The above $exposes & $confirms Hawkins and Nelson were floating $hypothetical(to be kind) internal models showing massive asset valuations and goodwill to insiders or promoters earlier this year. Now that the SEC and independent auditors have forced them to sign a sworn 10-Q, they obviously are legally terrified (rightfully so) of being sued for securities fraud. They are explicitly telling the market that those giant numbers we hinted at before? Yeah, those were just $hypothetical $drafts for internal planning. Please don't sue us. The PR tries to highlight the up-to-$3,000,000 commitment on their prepaid warrant facility. Using their own math they have drawn $793,000 to date, leaving $2,207,000 available. Now why that's problematic their current liabilities are $1,209,664. If they max out the remaining availability on this dilutive warrant facility just to clear their current debts and keep paying their massive $100,000+ marketing bill, they will have almost nothing left for actual 5MW commercial engine construction. Trying to 🤔 of an appropriate phrase for said, (they are burning their furniture to heat the house.) They did reconfirm the 240,000,000 issuance as disclosed in the Form 10 as the PR explicitly states:

The Company has also processed the issuance of 240,000,000 common shares associated with previously disclosed equity obligations arising from the Kepler transaction.

🐺Howling So to be clear they have officially printed the 240M shares for Kepler. With the post-cancellation float at 1,316,801,029 shares, the required math I have talked about multiple times to conform to said Form 10 remains an absolute iron cage. To give Kepler its contractually mandated 89.7% control of the common equity, the public float must be shrunk via the reverse split. Now what the PR Says to the Dreamers vs What any CPA/MBA would see on the tape.

The Texatron isn't capitalized because of technical GAAP rules.

There are no physical assets. The entity has $99k in cash and a $1.1M working capital deficit.

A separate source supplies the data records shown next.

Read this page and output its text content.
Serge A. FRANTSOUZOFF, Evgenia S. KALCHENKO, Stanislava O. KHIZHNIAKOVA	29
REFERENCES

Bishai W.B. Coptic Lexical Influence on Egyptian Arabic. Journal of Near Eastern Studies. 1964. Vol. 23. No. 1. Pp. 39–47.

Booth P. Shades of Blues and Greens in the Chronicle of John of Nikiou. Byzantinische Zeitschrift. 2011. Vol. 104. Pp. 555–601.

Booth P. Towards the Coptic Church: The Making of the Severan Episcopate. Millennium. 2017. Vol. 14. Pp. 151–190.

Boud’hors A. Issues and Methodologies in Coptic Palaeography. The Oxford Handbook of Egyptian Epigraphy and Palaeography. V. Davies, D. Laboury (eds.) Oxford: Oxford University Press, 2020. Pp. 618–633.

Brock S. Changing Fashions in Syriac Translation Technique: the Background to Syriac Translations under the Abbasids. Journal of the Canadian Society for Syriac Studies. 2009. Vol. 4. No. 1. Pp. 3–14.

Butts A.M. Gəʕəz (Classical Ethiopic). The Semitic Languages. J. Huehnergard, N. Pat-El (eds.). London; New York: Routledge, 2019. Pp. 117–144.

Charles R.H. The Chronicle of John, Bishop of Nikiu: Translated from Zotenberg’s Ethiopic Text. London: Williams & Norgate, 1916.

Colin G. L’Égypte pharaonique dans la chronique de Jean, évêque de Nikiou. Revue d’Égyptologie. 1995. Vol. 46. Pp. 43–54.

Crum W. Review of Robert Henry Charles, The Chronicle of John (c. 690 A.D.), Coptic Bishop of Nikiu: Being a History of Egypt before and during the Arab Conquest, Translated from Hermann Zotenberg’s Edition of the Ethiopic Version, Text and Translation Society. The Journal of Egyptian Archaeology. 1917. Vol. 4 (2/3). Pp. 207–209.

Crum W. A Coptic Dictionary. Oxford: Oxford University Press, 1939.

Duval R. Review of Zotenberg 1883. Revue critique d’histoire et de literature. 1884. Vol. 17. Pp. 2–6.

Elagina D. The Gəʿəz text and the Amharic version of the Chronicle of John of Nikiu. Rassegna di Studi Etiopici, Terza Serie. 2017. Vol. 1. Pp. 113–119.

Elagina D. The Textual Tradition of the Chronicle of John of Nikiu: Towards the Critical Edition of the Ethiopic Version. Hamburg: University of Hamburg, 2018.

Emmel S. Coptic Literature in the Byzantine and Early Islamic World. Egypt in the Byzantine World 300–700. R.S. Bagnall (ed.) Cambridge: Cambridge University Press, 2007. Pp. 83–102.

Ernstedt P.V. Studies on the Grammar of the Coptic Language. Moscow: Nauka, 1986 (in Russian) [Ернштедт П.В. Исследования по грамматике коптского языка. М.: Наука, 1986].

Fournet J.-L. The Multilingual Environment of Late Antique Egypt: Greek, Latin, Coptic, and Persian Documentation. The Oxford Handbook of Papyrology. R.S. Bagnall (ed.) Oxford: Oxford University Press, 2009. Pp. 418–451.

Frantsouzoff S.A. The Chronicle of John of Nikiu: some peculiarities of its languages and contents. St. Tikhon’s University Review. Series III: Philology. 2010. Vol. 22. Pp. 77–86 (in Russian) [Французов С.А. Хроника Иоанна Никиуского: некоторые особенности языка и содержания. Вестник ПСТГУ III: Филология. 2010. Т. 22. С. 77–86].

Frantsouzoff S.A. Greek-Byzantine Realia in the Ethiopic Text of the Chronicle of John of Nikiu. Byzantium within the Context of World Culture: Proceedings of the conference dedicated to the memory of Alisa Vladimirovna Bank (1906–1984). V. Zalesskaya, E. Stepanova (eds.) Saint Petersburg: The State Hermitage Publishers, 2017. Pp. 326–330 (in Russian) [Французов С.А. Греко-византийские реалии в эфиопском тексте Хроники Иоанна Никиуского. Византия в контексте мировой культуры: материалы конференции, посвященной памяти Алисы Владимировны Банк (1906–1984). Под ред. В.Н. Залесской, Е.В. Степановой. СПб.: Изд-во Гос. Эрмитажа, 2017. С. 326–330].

Prior valuations were just draft illustrative models.

Sadly we got caught as to when we hyped up giant numbers in private, but our auditors told us we'd go to jail if we put them in a sworn SEC filing.

We are evaluating institutional financing with Revere.

The Reverse Split is imminent (required) while Revere and institutional money will not touch a company with a $1M deficit and a $0.14 stock price. They need the 1:100 split to print a clean $14.00 price tag.